It's been the wildest of election campaigns and this week's polls make it even wilder.
Look at the Greens. Six weeks ago they were polling 15 per cent and on track to have 18 plus MPs. This week's Newshub poll had them out of Parliament. From big in government to oblivion ... in 42 days.
And that's before anyone has voted.
It's not just the Greens; it's every party. We have never seen anything like it.
I know what it is to suffer bad polls. It's dreadful. They demoralise your team and your supporters. You spend precious campaign time explaining away the bad results. The campaign becomes very hard work.
Politicians tell me that good polls create their own difficulties. I have had no direct experience but am told high polls breed complacency. Again, it becomes hard to motivate volunteers and voters.
So bad polls make it tough and good polls make it tough. Yo-yo polls must make it exceptionally tough. The 2017 campaign has become a political and emotional roller-coaster.
And where once we had confidence in the polls, both Brexit and Donald Trump confounded the pollsters, making us no longer sure.
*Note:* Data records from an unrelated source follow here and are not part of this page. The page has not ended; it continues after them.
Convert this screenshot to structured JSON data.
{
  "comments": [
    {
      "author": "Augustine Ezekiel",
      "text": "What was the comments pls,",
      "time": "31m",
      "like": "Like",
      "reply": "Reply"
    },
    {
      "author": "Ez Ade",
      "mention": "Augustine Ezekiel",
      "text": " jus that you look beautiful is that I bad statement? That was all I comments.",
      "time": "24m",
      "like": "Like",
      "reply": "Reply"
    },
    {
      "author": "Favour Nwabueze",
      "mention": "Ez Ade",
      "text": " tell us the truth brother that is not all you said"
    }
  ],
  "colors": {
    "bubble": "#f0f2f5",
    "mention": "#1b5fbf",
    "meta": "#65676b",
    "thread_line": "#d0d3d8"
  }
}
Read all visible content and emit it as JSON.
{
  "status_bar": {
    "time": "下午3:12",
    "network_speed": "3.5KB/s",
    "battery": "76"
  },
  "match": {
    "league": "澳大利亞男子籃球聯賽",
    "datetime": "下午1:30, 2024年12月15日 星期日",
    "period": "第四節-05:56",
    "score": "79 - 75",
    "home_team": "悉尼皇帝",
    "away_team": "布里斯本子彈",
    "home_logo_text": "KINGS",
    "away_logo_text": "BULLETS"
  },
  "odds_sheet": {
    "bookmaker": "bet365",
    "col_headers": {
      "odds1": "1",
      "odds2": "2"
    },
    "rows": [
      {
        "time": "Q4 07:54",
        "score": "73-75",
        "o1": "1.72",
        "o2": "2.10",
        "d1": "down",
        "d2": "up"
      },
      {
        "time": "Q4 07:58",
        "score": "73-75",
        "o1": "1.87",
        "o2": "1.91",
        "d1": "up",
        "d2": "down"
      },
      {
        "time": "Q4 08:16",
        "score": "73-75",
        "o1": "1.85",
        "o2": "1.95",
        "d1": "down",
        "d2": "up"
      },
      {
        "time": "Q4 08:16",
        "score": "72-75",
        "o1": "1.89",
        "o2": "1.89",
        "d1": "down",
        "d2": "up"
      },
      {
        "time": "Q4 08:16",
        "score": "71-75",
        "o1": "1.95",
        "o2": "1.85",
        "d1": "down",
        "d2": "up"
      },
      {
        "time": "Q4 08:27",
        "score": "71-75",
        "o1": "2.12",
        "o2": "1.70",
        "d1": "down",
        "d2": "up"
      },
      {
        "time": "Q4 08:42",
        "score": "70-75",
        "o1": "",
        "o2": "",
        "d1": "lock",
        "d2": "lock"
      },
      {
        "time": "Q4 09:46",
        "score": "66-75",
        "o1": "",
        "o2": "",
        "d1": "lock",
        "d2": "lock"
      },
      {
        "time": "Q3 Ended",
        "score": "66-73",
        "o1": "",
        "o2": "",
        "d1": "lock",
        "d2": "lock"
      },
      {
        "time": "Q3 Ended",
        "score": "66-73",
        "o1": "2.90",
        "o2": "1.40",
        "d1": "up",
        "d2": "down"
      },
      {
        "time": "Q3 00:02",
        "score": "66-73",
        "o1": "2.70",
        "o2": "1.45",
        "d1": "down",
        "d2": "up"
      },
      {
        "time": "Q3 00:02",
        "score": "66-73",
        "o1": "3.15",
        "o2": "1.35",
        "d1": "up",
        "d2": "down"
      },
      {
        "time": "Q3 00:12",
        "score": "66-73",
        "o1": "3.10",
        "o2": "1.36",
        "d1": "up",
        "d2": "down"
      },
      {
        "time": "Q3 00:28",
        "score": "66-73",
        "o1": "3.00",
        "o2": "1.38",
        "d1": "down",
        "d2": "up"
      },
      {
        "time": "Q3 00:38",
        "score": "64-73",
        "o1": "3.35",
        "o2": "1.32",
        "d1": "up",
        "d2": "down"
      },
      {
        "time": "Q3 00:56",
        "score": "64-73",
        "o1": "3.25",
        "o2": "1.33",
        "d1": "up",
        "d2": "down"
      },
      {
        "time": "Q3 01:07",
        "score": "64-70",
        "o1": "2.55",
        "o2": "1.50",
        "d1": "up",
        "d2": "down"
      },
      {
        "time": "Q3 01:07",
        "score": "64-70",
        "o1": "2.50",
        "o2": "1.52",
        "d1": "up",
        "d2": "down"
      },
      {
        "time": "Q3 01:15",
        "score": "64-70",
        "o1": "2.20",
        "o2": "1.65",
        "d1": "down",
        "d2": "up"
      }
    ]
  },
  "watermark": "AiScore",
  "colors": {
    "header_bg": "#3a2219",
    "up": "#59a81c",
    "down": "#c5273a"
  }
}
The yo-yo polls make us even less trusting. Are voters really changing their mind with that rapidity? That would make the most important factor the mood on the day. Is it for change? Or do we stick with what we know? Is it experience? Or something new?
The election is looking very much like an impulse buy. What's on special? Wait there's more!
I like it. Previous elections have had a feeling of inevitability about them. That's meant a lack of passion and excitement. Not this time around. It feels more like the Rugby World Cup and America's Cup than boring old politics. That's a good thing.
People are engaged. They're talking, they're watching, reading, listening. They feel their vote matters. They're seeing the election swing through the polls week to week. They know it's going to the wire.
Thank Metiria Turei and Jacinda Ardern. They took what was shaping up to be the most boring election ever and made it a six-week nail-biter.
We can pick and choose among the polls for the one we like. We can explain away the bad results. But one thing we can't do is predict the result.
We are going to have to wait for the day. And that too will be a great sporting, political and media spectacle. This isn't about who gets to keep a cup. This is about the country's future direction - it's the biggest game there is.
My only suggestion is to ignore the polls. Let the politicians explain why they're the best for us, then let's choose who we think is best irrespective of what the polls say. And let's celebrate the result, whatever it is.
Ignoring the polls is good politics. And when they're this wild it's a matter of Health and Safety.